В кабинет является еще одно лицо — высокий мужчине с крупными чертами лица южного типа, с несколько угловатыми, бурсацкими манерами и очень умными, под? купающими глазами. Это вице-канцлер граф Безбородко, бывший действительно когда-то бурсаком киевской академии. В руках у него папка с бумагами. На ходу он неловко кланяется.

— А! Александр Андреевич! С праздником, — приветствует его императрица. — Что у тебя там? Верно, депеши?

— Депеши, государыня, французские, сейчас курьер пригнал.

— Ну, что пишут?

— Франция ожидает от нас обстоятельного изъяснения о связи с нею…

— Какого еще ей обстоятельства! — вспылила императрица.

— Она, государыня, недовольна…

— Недовольна! Я знаю, это все проделки прусского двора.

Она встала и подошла к самому лицу докладчика.

— Ну, чем она недовольна?

— Она недовольна, ваше величество, кратким отзывом на ее предложение и требует…

— Она требует!.. Ну?

— Она просит, для медиации с Портою, на чем решимся мы остановиться в войне турецкой, подозревая des vues d'agrandissements,[15] по случаю отправления флота в Архипелаг.

Екатерина задумалась. Великий князь, воспользовавшись деловым разговором бабушки, ускользнул вместе с Нарышкиным и Захаром в другие апартаменты.

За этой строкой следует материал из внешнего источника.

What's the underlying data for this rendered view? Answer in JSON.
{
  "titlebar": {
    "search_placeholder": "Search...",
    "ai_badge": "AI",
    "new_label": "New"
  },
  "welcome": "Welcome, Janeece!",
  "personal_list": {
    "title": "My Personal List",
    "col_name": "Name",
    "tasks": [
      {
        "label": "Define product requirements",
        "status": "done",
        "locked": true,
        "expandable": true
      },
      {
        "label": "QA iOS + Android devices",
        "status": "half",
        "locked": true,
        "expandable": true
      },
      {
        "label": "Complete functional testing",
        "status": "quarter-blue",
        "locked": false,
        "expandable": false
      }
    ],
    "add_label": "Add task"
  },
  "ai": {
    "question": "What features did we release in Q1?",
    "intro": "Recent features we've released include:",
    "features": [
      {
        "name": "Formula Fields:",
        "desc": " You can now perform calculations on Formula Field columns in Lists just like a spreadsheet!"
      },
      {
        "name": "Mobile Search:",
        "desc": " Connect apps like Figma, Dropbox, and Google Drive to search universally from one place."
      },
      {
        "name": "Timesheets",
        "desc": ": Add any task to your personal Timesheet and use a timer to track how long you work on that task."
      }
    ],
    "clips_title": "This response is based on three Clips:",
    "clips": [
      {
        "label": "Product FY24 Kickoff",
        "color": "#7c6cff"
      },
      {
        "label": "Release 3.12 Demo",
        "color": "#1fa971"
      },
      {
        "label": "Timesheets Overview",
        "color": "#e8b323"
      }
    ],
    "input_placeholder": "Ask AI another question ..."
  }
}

Екатерина прошлась по кабинету и опять остановилась против вице-канцлера.

— Я уверена, — сказала она, — такие мысли вперяет ей прусский двор, который желает взять кусок из Польши.[16]

Безбородко молчал. Он боялся перебивать размышления своей повелительницы, хорошо изучив ее женскую находчивость.

— Только же не удастся прусскому двору поймать окуня в мутной воде, — сказала наконец Екатерина весело. — Кстати, — улыбаясь, продолжала она, — тебе, как вице-канцлеру, предстоит немало хлопот с Австрией.

Безбородко опять молчал; как истый хохол, он не был разговорчив, но охотнее слушал других.

— Император Иосиф в плену, — сказала она весело.

— У кого, государыня? — спросил ошеломленный хохол.

— У Еропкина… На, прочти бумагу.

И она подала ему рапорт Еропкина о нашем злополучном герое, о бароне фон Вульфе. Затем подошла к своему столу, взглянула на исполинское яйцо, справилась тут же, который час, и сказала, обращаясь к Храповицкому, который давно сидел за своим столиком и усердно перлюстрировал почту:

— Что, ничего не нашел?

— Ничего, ваше величество.

— Так возьми перо и бумагу, а я тебе продиктую об этом Вульфе: надо его выслать из России… Он уже был раз замешан по делу Зановичей и Зорича.

Храповицкий приготовился писать.

— Пиши: "Петр Дмитриевич! На донесение ваше о случившемся происшествии у содержащегося под стражею иностранца Вульфа с секретарем нижнего надворного суда Смирновым…" Написал?

— Написал, государыня.

— Пиши дальше: "…не можем мы иного сказать, кроме одобрения резолюции, вами данной, примечая, что ежели бы лучший был присмотр за подстражными, то не могло бы и того случиться". Готово?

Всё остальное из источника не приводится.